Şu bir türlü alışamadığımız e-kitap...
Türkiye’de yayıncılığın geliştiğinden dünyadaki yerinden biraz heveslendim doğrusu ama şu bir türlü tam olarak alışamadığımız e-kitap ne olacak? Kadir Has Üniversitesi İletişim Fakültesi’nde öğretim görevlisi olarak “Yeni Medya” dersi veren İsmail Hakkı Polat’a bunu sorduk: “Dijital yayıncılığın Türkiye'deki gidişatı okur ve tüketim potansiyeli olarak umut vaat ediyor ancak yayıncılık kurumları olarak baktığımızda birkaç istisna dışında ziyadesiyle geleneksel. Türk okuru doğal olarak kağıt kitap konusunda nostaljik bir yaklaşım içinde ancak okurun önüne konan dijital yayıncılık seçenekleri de pek tatmin edici değil.”

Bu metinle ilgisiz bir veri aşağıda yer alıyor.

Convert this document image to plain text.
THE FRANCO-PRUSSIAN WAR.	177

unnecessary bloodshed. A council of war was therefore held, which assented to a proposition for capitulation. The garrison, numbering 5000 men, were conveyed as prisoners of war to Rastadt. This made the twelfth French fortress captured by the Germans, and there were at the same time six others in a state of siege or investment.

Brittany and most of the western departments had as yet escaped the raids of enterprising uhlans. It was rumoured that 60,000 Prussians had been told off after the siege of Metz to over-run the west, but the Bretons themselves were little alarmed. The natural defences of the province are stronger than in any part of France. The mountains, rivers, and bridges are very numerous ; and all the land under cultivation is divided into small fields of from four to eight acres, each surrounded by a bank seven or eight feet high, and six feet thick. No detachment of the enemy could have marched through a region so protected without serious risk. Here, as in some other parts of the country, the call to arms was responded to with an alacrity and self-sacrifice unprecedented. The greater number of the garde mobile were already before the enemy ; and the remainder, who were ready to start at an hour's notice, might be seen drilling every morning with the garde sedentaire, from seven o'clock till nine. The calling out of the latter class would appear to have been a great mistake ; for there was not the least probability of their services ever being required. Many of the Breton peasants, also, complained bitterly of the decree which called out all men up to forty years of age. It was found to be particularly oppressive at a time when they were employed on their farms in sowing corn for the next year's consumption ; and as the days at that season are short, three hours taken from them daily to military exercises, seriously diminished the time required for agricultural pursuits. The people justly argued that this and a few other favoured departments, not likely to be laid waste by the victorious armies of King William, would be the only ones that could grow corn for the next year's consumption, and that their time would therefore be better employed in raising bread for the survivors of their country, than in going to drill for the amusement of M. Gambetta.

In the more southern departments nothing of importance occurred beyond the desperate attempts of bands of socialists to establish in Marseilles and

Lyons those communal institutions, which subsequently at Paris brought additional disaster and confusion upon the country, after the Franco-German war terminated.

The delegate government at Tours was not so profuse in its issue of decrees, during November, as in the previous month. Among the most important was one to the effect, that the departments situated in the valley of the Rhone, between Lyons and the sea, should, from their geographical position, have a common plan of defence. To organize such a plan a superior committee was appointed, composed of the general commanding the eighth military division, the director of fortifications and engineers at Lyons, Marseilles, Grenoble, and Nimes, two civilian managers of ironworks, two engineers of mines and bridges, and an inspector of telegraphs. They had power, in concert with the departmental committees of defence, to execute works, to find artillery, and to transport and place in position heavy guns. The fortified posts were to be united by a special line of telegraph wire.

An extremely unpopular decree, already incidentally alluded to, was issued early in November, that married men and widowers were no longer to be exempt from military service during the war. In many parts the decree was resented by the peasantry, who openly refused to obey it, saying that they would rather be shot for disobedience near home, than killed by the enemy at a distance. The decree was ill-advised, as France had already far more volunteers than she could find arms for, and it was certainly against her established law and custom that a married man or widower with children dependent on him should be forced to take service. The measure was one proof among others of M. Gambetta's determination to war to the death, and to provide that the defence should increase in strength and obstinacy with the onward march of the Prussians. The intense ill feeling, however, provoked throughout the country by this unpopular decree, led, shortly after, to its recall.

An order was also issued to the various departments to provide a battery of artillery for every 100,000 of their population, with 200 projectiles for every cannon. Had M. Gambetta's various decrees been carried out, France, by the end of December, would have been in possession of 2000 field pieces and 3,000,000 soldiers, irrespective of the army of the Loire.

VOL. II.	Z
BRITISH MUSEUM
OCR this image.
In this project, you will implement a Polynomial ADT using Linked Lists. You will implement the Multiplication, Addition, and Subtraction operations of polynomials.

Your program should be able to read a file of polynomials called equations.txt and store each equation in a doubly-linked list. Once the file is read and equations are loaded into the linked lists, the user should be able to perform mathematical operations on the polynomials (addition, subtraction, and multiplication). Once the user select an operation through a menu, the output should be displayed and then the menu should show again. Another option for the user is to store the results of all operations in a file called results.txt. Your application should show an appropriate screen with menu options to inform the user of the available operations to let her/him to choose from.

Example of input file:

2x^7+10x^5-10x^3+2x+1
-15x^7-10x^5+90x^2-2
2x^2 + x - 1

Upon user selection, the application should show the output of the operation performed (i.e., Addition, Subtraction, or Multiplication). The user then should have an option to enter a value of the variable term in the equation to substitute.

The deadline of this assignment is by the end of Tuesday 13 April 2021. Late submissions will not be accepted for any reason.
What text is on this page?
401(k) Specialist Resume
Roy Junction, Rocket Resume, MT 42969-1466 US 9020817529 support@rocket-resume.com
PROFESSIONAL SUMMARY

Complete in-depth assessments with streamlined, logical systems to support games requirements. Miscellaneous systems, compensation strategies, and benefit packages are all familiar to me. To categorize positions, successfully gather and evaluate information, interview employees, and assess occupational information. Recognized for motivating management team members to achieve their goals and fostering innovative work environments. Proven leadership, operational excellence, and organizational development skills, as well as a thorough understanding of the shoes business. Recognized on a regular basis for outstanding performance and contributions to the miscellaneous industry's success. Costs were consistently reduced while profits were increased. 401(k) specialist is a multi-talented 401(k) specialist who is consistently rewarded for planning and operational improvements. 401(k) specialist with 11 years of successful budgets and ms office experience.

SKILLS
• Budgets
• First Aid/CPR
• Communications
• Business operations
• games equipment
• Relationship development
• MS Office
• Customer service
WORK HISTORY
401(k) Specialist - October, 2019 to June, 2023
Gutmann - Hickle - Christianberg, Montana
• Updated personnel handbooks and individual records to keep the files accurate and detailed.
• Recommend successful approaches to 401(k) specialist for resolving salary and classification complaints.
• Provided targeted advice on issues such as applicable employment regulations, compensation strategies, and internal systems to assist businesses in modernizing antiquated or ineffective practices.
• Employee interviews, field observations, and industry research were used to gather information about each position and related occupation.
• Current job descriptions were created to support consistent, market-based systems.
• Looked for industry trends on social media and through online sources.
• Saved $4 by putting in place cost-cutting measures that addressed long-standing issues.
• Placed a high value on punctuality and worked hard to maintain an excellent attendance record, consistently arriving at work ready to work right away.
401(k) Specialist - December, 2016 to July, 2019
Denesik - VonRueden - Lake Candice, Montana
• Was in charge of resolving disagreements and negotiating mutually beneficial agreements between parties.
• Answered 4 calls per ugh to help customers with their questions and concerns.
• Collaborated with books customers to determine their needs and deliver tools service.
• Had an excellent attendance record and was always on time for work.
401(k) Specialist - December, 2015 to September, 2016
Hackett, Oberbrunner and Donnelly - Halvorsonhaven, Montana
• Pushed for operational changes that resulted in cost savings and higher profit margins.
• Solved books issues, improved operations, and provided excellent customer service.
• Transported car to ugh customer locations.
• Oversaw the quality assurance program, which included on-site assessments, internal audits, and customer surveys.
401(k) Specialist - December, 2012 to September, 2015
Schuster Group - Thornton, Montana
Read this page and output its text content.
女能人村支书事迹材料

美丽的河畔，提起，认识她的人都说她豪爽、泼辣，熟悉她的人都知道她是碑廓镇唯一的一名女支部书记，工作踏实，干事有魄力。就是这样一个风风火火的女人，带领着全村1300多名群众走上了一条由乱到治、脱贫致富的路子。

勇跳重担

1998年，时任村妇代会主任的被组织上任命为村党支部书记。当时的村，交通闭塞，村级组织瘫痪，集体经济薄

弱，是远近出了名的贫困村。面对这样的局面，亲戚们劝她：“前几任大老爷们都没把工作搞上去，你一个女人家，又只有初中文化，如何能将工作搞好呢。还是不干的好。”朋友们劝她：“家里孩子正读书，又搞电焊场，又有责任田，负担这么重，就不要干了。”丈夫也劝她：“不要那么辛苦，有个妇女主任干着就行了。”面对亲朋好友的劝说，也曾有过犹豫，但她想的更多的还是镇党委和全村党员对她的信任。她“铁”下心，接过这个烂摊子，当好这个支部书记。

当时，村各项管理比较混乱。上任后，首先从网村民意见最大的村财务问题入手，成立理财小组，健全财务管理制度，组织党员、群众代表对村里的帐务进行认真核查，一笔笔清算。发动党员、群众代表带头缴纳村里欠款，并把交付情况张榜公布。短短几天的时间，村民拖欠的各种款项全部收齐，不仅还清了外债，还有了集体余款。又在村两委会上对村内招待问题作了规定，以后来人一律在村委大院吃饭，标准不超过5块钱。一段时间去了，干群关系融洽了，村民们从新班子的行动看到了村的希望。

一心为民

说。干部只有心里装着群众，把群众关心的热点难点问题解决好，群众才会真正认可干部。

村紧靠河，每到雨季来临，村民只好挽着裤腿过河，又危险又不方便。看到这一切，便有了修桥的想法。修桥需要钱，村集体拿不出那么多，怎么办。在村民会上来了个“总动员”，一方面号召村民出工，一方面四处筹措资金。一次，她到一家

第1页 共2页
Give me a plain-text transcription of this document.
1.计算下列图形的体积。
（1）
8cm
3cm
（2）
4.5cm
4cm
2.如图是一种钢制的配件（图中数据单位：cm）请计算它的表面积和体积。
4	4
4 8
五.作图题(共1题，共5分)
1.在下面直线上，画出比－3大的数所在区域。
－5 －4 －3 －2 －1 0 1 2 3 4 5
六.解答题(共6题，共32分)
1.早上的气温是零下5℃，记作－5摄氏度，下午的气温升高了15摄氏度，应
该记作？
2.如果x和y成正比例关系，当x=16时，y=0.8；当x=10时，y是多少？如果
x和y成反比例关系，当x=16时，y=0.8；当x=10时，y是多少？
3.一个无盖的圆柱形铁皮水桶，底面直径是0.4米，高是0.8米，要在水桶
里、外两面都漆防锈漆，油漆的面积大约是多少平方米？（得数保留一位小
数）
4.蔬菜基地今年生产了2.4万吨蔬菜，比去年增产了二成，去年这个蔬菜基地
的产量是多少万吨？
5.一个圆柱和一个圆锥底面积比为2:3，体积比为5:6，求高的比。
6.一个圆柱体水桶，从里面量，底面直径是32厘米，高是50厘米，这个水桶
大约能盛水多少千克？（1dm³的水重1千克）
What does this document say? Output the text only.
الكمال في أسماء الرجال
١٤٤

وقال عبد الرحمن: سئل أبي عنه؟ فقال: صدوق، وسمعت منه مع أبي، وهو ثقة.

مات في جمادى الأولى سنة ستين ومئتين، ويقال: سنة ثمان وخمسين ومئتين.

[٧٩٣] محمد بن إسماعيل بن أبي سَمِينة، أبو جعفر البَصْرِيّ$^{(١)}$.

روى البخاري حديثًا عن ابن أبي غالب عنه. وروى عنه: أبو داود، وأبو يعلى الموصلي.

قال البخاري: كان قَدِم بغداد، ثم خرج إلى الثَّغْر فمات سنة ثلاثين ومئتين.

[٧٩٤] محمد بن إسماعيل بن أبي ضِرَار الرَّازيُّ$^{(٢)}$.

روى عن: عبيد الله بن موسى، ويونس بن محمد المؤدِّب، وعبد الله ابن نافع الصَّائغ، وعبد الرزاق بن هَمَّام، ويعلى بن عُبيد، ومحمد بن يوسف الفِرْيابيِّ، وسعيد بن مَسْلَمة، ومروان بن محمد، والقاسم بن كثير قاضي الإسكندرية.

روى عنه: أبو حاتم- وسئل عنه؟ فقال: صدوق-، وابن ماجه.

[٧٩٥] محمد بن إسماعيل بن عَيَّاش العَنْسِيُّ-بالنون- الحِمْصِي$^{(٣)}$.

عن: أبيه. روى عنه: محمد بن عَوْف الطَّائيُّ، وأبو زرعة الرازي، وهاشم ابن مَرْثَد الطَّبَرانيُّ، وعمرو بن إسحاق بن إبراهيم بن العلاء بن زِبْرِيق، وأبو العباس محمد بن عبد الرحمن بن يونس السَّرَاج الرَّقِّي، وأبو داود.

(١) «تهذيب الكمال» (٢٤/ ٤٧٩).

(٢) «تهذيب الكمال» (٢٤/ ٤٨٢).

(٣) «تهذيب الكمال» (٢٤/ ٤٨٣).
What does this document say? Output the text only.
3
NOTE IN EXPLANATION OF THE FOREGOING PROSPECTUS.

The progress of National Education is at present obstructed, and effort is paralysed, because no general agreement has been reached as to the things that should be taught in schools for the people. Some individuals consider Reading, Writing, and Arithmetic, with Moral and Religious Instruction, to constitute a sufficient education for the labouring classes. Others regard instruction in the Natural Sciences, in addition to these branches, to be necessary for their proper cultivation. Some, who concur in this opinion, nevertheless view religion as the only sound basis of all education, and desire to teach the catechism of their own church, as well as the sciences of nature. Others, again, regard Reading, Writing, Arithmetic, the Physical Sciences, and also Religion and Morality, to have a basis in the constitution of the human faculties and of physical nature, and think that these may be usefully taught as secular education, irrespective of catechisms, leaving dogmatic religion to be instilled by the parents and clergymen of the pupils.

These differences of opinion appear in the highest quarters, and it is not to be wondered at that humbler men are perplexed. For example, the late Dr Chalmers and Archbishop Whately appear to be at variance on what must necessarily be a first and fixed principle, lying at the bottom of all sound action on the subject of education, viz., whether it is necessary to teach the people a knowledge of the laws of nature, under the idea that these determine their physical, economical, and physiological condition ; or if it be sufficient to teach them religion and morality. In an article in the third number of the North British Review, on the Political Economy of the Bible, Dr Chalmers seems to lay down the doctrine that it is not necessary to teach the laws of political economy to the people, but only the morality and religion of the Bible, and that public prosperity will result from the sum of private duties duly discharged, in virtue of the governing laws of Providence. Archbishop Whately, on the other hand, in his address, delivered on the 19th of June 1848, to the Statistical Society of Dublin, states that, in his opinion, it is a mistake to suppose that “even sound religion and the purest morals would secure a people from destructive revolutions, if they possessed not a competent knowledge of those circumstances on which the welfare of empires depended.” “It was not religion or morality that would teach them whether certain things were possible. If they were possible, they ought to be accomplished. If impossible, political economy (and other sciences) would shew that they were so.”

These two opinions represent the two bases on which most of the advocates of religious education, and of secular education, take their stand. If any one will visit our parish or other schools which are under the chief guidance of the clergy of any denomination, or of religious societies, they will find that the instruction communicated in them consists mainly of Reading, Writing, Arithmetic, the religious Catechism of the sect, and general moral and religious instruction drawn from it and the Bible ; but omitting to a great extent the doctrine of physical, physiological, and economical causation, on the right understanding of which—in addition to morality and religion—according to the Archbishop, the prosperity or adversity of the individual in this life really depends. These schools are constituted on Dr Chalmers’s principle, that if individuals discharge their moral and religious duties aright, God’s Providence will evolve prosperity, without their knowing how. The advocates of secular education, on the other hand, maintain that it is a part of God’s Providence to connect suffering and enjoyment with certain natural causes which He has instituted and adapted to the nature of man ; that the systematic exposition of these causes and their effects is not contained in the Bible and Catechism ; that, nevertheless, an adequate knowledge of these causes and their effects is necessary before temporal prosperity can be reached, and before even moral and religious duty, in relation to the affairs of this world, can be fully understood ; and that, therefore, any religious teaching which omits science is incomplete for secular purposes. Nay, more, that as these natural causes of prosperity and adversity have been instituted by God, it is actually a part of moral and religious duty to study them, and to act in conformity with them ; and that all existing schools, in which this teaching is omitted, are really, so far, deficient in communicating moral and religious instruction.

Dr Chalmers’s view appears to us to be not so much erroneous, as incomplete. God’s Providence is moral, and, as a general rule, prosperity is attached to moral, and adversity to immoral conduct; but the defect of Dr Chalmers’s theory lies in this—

İşin bir de korsan boyutu var. Hukukçu Başak Purut, bu işin cezai bir yaptırımı olsa da peşine düşeninin pek olmadığını söylüyor, “Türkiye’de e-kitap da diğer eserlerde olduğu gibi FSEK’e tabi. Teorik olarak aynı yasal korumaya tabi ancak basılı yayınların korsan kopyalarının takibi ve engellenmesi nispeten kolayken, e-kitapların korsanının üretilmesi, yayılması çok kolay, takibi de bir o kadar zor. Türkiye’de korsan çok yaygın, e-kitap da bundan payını alıyor ancak kitap endüstrisinde müzikte olduğu gibi büyük hacim olmadığından şimdilik hak sahiplerinin ciddi bir savaş verdiği söylenemez.”
Nihayetinde anlıyorum ki, devlet desteğinden diğer sanat dallarına göre epeyce mahrum edilmiş olan yayıncılık, kendi içinde bulduğu şimdilik ufak çaplı çözümlerle her şeye rağmen ilerliyor. Ortak kanı şu ki, çoksatarlar bağımsız yayıncılığın önünü açıyor, yayıncıların elini rahatlatıyor. Tabii bu arada kaliteli baskılarla, güzel tasarımlarla ve en önemlisi iyi çevirilerle edebiyat okumanın hayalini kuran kitapseverler ara sıra üzülmüyor değil. Helikopter hangara çekilmiş, ama bunun Jaguar Kitap’ı ve Norgunk Yayıncılık’ı da var ve daha nice ilham verici yayıncılar, raflarda yer bulma savaşına her geçen gün korkmadan giriyorlar. Levent Yılmaz’ın tabiriyle “deliler” hâlâ var, piyasa koşulları tek bir şeyi ehlileştirememiş, iyi ki de bunda başarısız olmuş.